REVIEW – It Takes Two

A visually stunning, emotionally rich coop experience in a tiny package

My partner has just recently got into gaming. I’ve done my best to try and expose her to multiple games and genres of games but not everything sticks because I keep assuming she’ll like the same games as me. One thing we have had a lot of fun in is coop games. We’ve had our minds melted in Portal 2, we’ve had hilarious moments of rage in Ultimate Chicken Horse, and have tried so many farming games…

So if you told me a brand new coop game from Hazelight studios called It Takes Two had just released, I probably would have heard you out. I went into It Takes Two just this Easter weekend, with a couple of other coop games installed just in case it didn’t click for us. But after about 5-6 hours of playing the AAA quality Indie title (don’t let the EA logos fool you), we have safely agreed that it is the most fulfilling coop experience we have shared together.

Interestingly, even in online mode, you play in a split-screen view. My partner and I found it helped us explain what we needed the other to do so we could progress.

It Takes Two is a game that puts you and your coop partner (partner or friend or otherwise, I wont judge) into the shoes of May and Cody, a married couple that has tried everything to make it work but are still on the edge of divorce. After their daughter Rose makes a wish that her parents would become friends again and cries onto a seemingly magic book, May and Cody are transformed into two tiny doll versions of themselves and are forced to learn to work together once again to make it back into their bodies, and hopefully save their relationship along the way.

All in all, It Takes Two is a rich and substantial coop experience, it masterfully navigates the challenge so many other games have fallen into, steering clear of prioritising gameplay or narrative over one and the other. The game is broken into clearly distinct levels, made unique with visual cues, gameplay elements and miniaturised narratives. For example, the first level has you escape from your now enormous garden shed and escape the clutches of a vengeful vacuum and toolbox that have been neglected by your human counterparts for too long. Then you move into a Tree themed level where you discover and get involved in an ongoing war between squirrels and wasps, then onto a space-themed level etc.

My personal favourite level so far has been Tree, it was narratively compelling, action-packed and a visual treat.

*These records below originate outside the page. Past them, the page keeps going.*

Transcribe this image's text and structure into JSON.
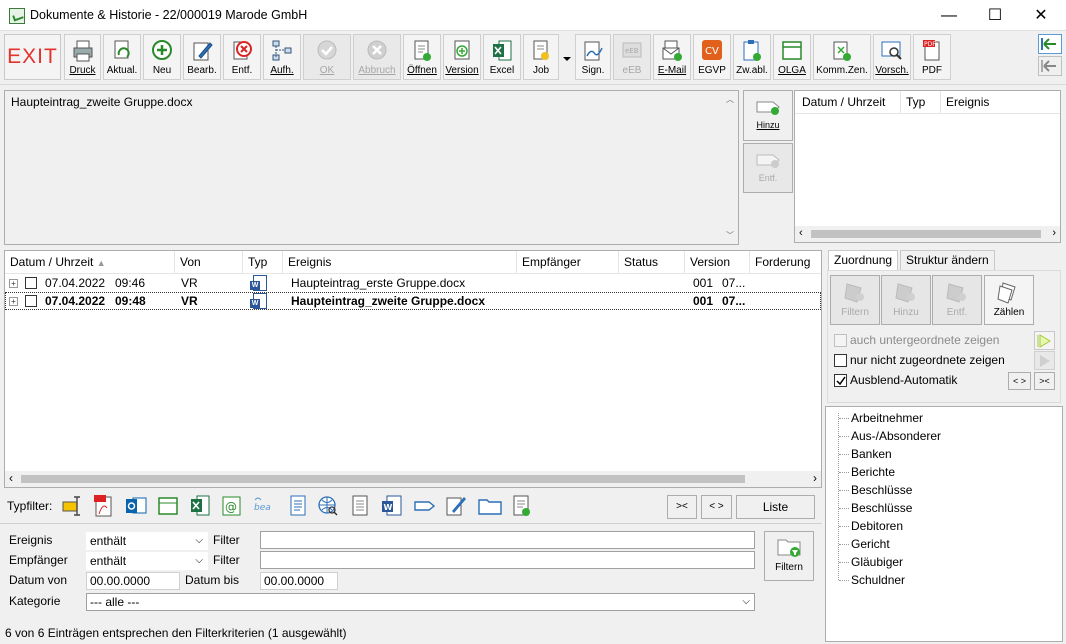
{
  "window": {
    "title": "Dokumente & Historie - 22/000019 Marode GmbH",
    "minimize": "—",
    "maximize": "☐",
    "close": "✕"
  },
  "toolbar": {
    "exit": "EXIT",
    "buttons": [
      {
        "label": "Druck",
        "icon": "printer-icon"
      },
      {
        "label": "Aktual.",
        "icon": "refresh-icon"
      },
      {
        "label": "Neu",
        "icon": "plus-icon"
      },
      {
        "label": "Bearb.",
        "icon": "edit-icon"
      },
      {
        "label": "Entf.",
        "icon": "delete-icon"
      },
      {
        "label": "Aufh.",
        "icon": "hierarchy-icon"
      },
      {
        "label": "OK",
        "icon": "ok-icon"
      },
      {
        "label": "Abbruch",
        "icon": "cancel-icon"
      },
      {
        "label": "Öffnen",
        "icon": "open-doc-icon"
      },
      {
        "label": "Version",
        "icon": "version-icon"
      },
      {
        "label": "Excel",
        "icon": "excel-icon"
      },
      {
        "label": "Job",
        "icon": "job-icon"
      },
      {
        "label": "Sign.",
        "icon": "sign-icon"
      },
      {
        "label": "eEB",
        "icon": "eeb-icon"
      },
      {
        "label": "E-Mail",
        "icon": "email-icon"
      },
      {
        "label": "EGVP",
        "icon": "egvp-icon"
      },
      {
        "label": "Zw.abl.",
        "icon": "clipboard-icon"
      },
      {
        "label": "OLGA",
        "icon": "olga-icon"
      },
      {
        "label": "Komm.Zen.",
        "icon": "comm-center-icon"
      },
      {
        "label": "Vorsch.",
        "icon": "preview-icon"
      },
      {
        "label": "PDF",
        "icon": "pdf-icon"
      }
    ]
  },
  "notes": {
    "text": "Haupteintrag_zweite Gruppe.docx"
  },
  "side_buttons": {
    "hinzu": "Hinzu",
    "entf": "Entf."
  },
  "history": {
    "columns": [
      "Datum / Uhrzeit",
      "Typ",
      "Ereignis"
    ]
  },
  "grid": {
    "columns": [
      "Datum / Uhrzeit",
      "Von",
      "Typ",
      "Ereignis",
      "Empfänger",
      "Status",
      "Version",
      "Forderung"
    ],
    "rows": [
      {
        "date": "07.04.2022",
        "time": "09:46",
        "von": "VR",
        "ereignis": "Haupteintrag_erste Gruppe.docx",
        "version": "001",
        "forderung": "07...",
        "selected": false
      },
      {
        "date": "07.04.2022",
        "time": "09:48",
        "von": "VR",
        "ereignis": "Haupteintrag_zweite Gruppe.docx",
        "version": "001",
        "forderung": "07...",
        "selected": true
      }
    ]
  },
  "typfilter": {
    "label": "Typfilter:",
    "btn_collapse": "><",
    "btn_expand": "< >",
    "btn_liste": "Liste"
  },
  "filter": {
    "ereignis_label": "Ereignis",
    "ereignis_mode": "enthält",
    "empfaenger_label": "Empfänger",
    "empfaenger_mode": "enthält",
    "filter_label": "Filter",
    "datum_von_label": "Datum von",
    "datum_von": "00.00.0000",
    "datum_bis_label": "Datum bis",
    "datum_bis": "00.00.0000",
    "kategorie_label": "Kategorie",
    "kategorie": "--- alle ---",
    "filtern_button": "Filtern"
  },
  "status": {
    "text": "6 von 6 Einträgen entsprechen den Filterkriterien (1 ausgewählt)"
  },
  "right": {
    "tabs": [
      "Zuordnung",
      "Struktur ändern"
    ],
    "buttons": [
      "Filtern",
      "Hinzu",
      "Entf.",
      "Zählen"
    ],
    "checkboxes": [
      {
        "label": "auch untergeordnete zeigen",
        "checked": false,
        "disabled": true
      },
      {
        "label": "nur nicht zugeordnete zeigen",
        "checked": false,
        "disabled": false
      },
      {
        "label": "Ausblend-Automatik",
        "checked": true,
        "disabled": false
      }
    ],
    "btn_expand": "< >",
    "btn_collapse": "><",
    "tree": [
      "Arbeitnehmer",
      "Aus-/Absonderer",
      "Banken",
      "Berichte",
      "Beschlüsse",
      "Beschlüsse",
      "Debitoren",
      "Gericht",
      "Gläubiger",
      "Schuldner"
    ]
  }
}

Each level provides Cody and May with unique skills that pair to make the level completable, in the first Shed sequence Cody is given a collection of magic nails that can be thrown, pinned into certain surfaces and retrieved, while May has a hammerhead that she can use to smash obstacles and swing off of Cody’s nails. You can see how that relationship forces you and your partner to collaborate, in one area Cody must pin moving platforms and walls so that May can scale sheer surfaces. This evolving relationship encourages you to collaborate with your partner but at times rewards individual thinking. Another standout feature is Minigames, with about two per level, these self-contained activities encourage competition instead of collaboration, and help to break the working together stalemate for some good old fashioned, completely replayable PVP action.

The voice acting of Cody and May is delivered to perfection, with cutting insults and cliche broken-marriage-quips slowly giving way to compliments and loving memories as the game progresses and you start to heal the marriage. One slightly less enjoyable character is the magic love book, Dr Hakim, who occasionally materialises as the stereotypical Spanish love doctor that has all the answers to your problems! But also remains cryptic enough to keep the story going, at times purposely sabotaging the players to force you to continue to work together. Visually, the game is a treat, we first played local coop on my Series X, and continued (with our initial progress saved on BOTH our accounts) in online multiplayer. As a Next-Gen title, I’ve enjoyed the colours, ray tracing and framerates of every level with very few dips in quality or performance. Our only performance bug was a lag spike that crashed our first online session within seconds of starting.

So if you and your partner, whether they be a gamer or not, are looking for a funny, emotionally rich, visually stunning and endlessly entertaining coop experience, My girlfriend and I recommend It Takes Two. Available now on Xbox One, Series X/S, PS4, PS5 and PC. Reviewed on the Xbox Series X.